Gilead shares were recently trading at $105.49, handily below its consensus analyst price target of $125.06. The stock has 52-week trading range of $85.95 to $123.37 and a market cap of $155 billion. Its dividend yield is 1.6%.
International Business Machines Corp. (NYSE: IBM) screens as cheap, and Warren Buffett may be its biggest cheerleader, but many investors know this “cheapness” is due to financial engineering. IBM has had no growth of late and it continues to manage earnings per share via buybacks and cost cuts. Still, IBM is valued at only about nine times an average of 2015 and 2016 earnings expectations. Restructuring opportunities continue to be available, and if things continue this way there could be a management change ahead.
Big blue shares closed most recently at $143.66, in its 52-week trading range of $140.62 to $192.50. The consensus analyst price target is $158.75. It has a dividend yield of 3.6% and a market cap of about $141 billion.
MetLife Inc. (NYSE: MET) is now no longer treated as though it is a bank, but the insurance and financial services giant has a valuation that makes investors scratch their heads. After all, does less than eight times expected average earnings for 2015 and 2016 sound right? The problem is that earnings growth has stalled in 2015, and its sell-off of over 20% from recent highs may boil down to a perceived interest rate risk for when interest rates do finally rise.
Shares of MetLife closed at $46.52 on Wednesday. The consensus price target is $60.07, and the 52-week trading range is $44.49 to $58.23. It has a dividend yield of 3.2% and a market cap of $52 billion.
Seagate Technology PLC (NASDAQ: STX) always screens cheaply because disk drives and storage just keep getting cheaper. Consumers can now buy a 1 terabyte external drive for $50 to $60. Still, solid state drives and other storage efforts keep Seagate going. The stock has lost more than one-third of its value, it has a monster dividend yield after that selling pressure, and it is valued at less than nine times trailing and expected earnings. Seagate is technically Irish, but most of its investors are U.S.-based.
Seagate shares were recently trading at $43.55 and have a 52-week range of $42.96 to $69.40. The consensus price target is $54.95. The market cap is $13 billion and the dividend yield is 4.7%.
This one may not be in an exciting industrial segment due to making products and systems for rail, highway, construction and barges, but Trinity Industries Inc. (NYSE: TRN) is behind much of America’s infrastructure in one way or another. Barron’s recently pointed out a lack of growth here, and earnings are expected to fall handily in 2016. Still, Trinity is valued at about five times expected 2015 earnings and is valued at less than six times 2016 expected earnings.
Shares of Trinity closed at $23.96, way below its consensus analyst price target of $35.56. The 52-week trading range is $21.79 to $48.46, and the market cap is $3.7 billion. It has a dividend yield of 1.7%.

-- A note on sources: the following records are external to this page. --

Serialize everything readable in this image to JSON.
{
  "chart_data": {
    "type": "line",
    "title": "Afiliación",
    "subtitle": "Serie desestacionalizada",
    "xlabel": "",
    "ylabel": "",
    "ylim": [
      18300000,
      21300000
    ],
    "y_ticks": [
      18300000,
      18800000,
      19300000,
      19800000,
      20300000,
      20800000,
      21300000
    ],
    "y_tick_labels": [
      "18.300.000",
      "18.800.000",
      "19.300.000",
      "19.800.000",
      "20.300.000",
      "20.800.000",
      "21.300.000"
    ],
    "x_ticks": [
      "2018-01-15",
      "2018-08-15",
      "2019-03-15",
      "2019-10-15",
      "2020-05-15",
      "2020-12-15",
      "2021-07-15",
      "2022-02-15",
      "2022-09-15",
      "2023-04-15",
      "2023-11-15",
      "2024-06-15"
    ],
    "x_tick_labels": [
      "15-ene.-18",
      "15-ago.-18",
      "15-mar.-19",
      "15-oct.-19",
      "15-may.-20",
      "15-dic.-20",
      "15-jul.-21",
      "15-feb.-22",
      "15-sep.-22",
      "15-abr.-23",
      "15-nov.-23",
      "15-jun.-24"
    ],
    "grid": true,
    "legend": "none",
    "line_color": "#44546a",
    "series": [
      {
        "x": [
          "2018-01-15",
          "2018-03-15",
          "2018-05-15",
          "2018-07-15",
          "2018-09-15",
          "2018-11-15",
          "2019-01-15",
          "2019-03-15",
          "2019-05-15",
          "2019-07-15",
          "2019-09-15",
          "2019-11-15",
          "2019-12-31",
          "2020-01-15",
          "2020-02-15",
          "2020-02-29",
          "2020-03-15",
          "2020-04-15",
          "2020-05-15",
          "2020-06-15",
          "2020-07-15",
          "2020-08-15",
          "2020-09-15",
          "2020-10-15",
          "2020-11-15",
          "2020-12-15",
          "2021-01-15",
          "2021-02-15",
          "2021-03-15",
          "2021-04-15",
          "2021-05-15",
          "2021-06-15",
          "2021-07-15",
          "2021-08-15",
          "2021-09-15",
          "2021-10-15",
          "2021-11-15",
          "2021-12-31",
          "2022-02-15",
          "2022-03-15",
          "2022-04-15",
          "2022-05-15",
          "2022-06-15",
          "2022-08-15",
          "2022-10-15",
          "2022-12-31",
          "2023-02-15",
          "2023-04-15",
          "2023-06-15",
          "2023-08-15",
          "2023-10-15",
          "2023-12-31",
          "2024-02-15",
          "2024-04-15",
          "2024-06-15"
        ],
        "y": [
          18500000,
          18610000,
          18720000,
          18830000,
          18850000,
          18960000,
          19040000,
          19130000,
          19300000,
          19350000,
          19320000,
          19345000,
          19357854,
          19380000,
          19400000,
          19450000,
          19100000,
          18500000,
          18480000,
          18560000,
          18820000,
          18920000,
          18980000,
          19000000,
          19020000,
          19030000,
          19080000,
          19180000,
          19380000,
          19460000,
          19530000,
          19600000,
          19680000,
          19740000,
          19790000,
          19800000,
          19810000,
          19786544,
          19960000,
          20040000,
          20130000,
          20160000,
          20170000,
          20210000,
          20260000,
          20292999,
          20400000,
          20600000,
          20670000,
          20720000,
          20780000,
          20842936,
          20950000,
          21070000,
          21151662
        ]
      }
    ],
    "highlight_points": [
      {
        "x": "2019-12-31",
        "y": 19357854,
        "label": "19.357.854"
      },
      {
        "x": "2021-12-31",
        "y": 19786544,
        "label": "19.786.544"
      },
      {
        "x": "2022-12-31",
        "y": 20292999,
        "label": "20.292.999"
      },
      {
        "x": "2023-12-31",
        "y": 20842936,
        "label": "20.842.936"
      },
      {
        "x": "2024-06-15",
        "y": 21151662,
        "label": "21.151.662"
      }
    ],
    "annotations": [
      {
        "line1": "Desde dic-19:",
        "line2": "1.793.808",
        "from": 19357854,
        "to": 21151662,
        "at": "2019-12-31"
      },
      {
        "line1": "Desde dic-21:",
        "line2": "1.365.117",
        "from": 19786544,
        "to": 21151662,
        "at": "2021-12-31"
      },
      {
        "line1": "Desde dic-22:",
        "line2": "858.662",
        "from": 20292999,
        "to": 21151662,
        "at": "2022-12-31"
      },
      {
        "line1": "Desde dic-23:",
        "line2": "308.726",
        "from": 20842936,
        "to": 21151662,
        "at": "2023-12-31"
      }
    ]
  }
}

Valero Energy Corp. (NYSE: VLO) is in the refining segment, so it rarely gets the higher multiple that oil exploration and productions outfits get historically. Still, it is believed to be somewhat insulated from the woes of low oil prices and it is a serious leader in its field among peers. Valero also brings a decent dividend yield that has serious room to be increased ahead. It is valued at about seven times expected 2015 earnings, but due to an expected earnings drop it is valued at almost nine times expected 2016 earnings.
Valero shares closed at $59.82, in its 52-week range of $42.53 to $71.50. The consensus price target is $77.36. It has a dividend yield of 2.7% and a market cap of $30 billion.
Again, “cheap stocks” are generally cheap for a reason. That is why we evaluated each potential eye-sore here in the sector or the company. Cheap stocks also tend to either languish or often get even cheaper against the market or peers before they turnaround. There are many other ways to establish value as well.